Textures of Nature

Where we see scrap wood, Michael Bauermeister finds a fresh canvas.

By Tyler Bierman
Photography by Colin Miller/Strauss Peyton


Today Michael Bauermeister is one of the finest wood artisans in the Midwest and the country. He has been featured in countless magazines, art exhibits and even the Smithsonian. You can find his work anywhere from residents on either coast to local hospitals where they provide a much-needed calming, natural presence for patients. So, would you believe that he spent the bulk of his early career building furniture? Bauermeister explains, “When I graduated, I couldn’t figure out how to make a living as a sculpture artist, so I made furniture for 15 years. That satisfied some of my desires to work in a 3D space and create things that also happened to be utilitarian.”

“In the early '90s, I started playing around with some sculptural wood bowls that I was making using a technique I had come up with. I found that there was actually a market for those where I could reach a wider audience and sell through galleries.”

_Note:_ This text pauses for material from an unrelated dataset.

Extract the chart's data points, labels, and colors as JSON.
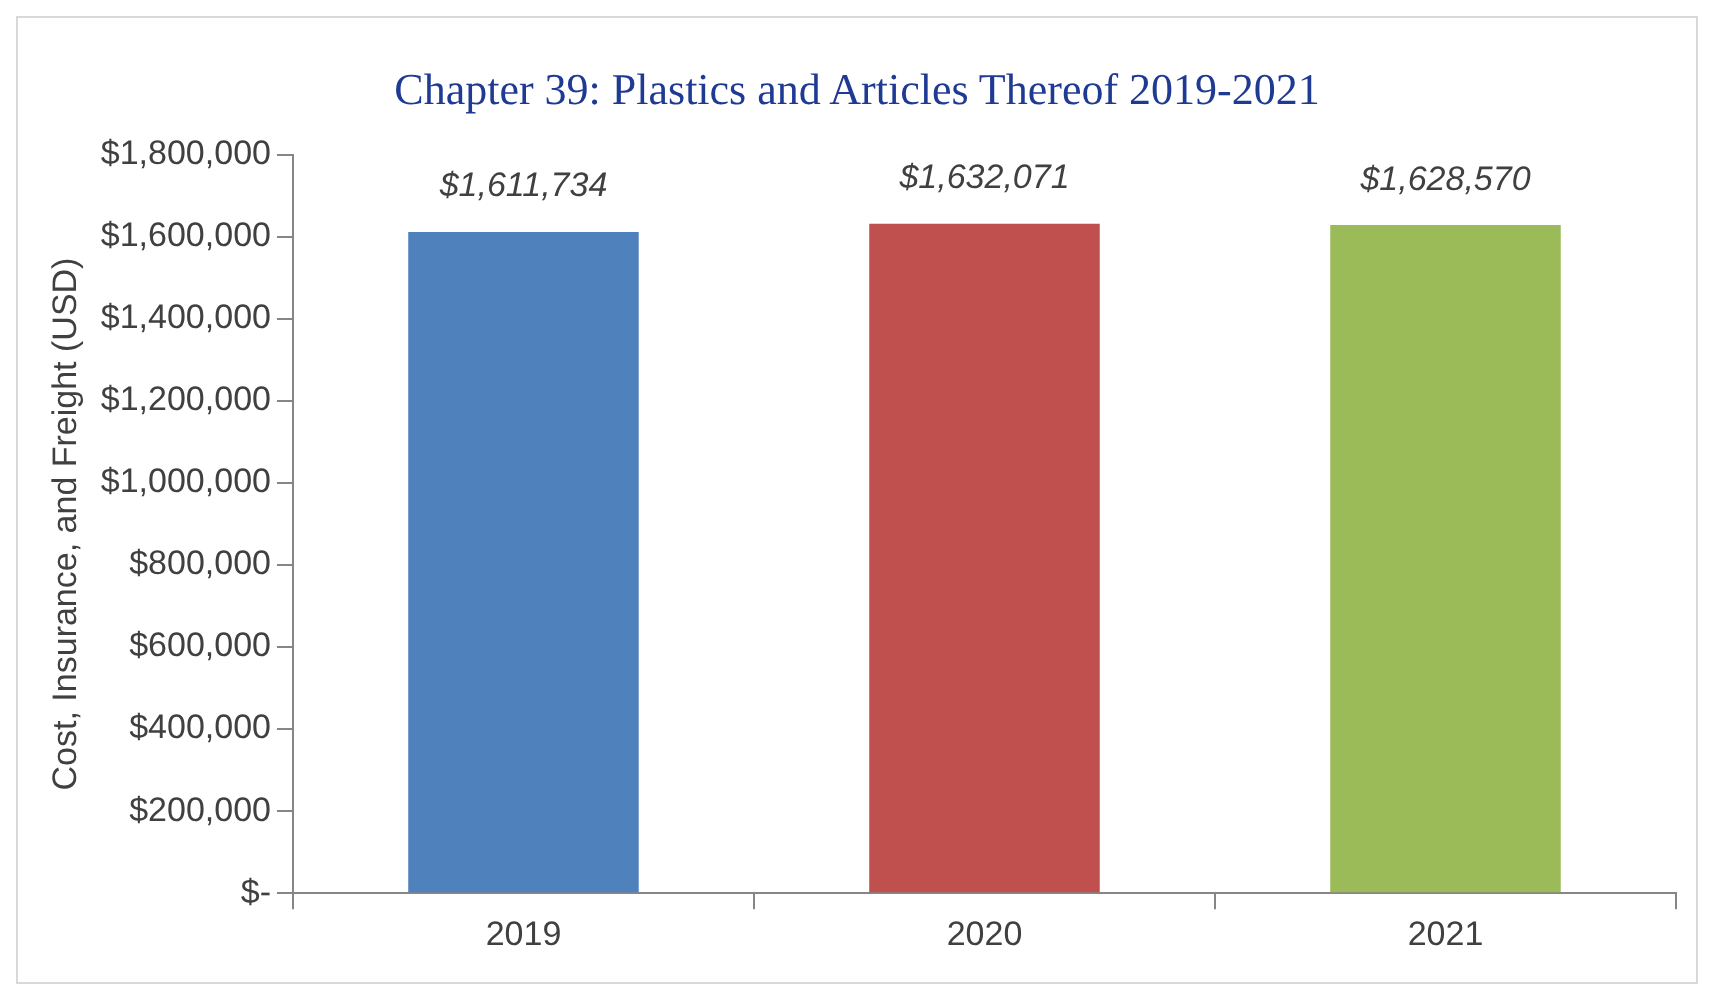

Since then, Bauermeister's work has continued to grow and change. He has created works of art that range from large, textured vessels to tabletop sculptures and bowls. Most recently he's been focusing on painted wall pieces that are anything but your run-of-the-mill paintings. “They're mostly inspired by natural colors and textures. Whether it's the surface of water or leaves on a tree, I try to make all those carving marks reflect something I see in nature.”

Regardless of what he's creating he always starts with cabinet-grade lumber.  “I glue that together to make whatever it is I'm using as a beginning form, then for the sculptures I use a big lathe to establish the general shape. For the final carving, I always use traditional gouges—curved, chisel-like tools—to create the shape and textured surfaces that I like.”

“The next step is usually to add color. I like to add many layers of color to the surface, which I sand off in places until I get a kind of variegated coloring. Each little carving mark becomes it's own spot of color that's surrounded by the wood grain. When that's all said and done it gets a lot of coats of clear lacquer over the top. Then, of course, they come and take it away from me,” he laughs.

That's what he's doing now, but where does he see his art headed in the future? As Bauermeister explains, he'd like to start letting his work tell stories. “I spend a lot of time thinking about what humanity is doing to the natural world. I'm trying to come up with ways to talk about that with my wall pieces.”

With some of his pieces in the six-foot range, Bauermeister's work can take up a surprising amount of lumber, but he always tries to be as conscious of the environment as he can by working almost exclusively with wood that he gets through Lumber Logs, a company that removes trees for city development.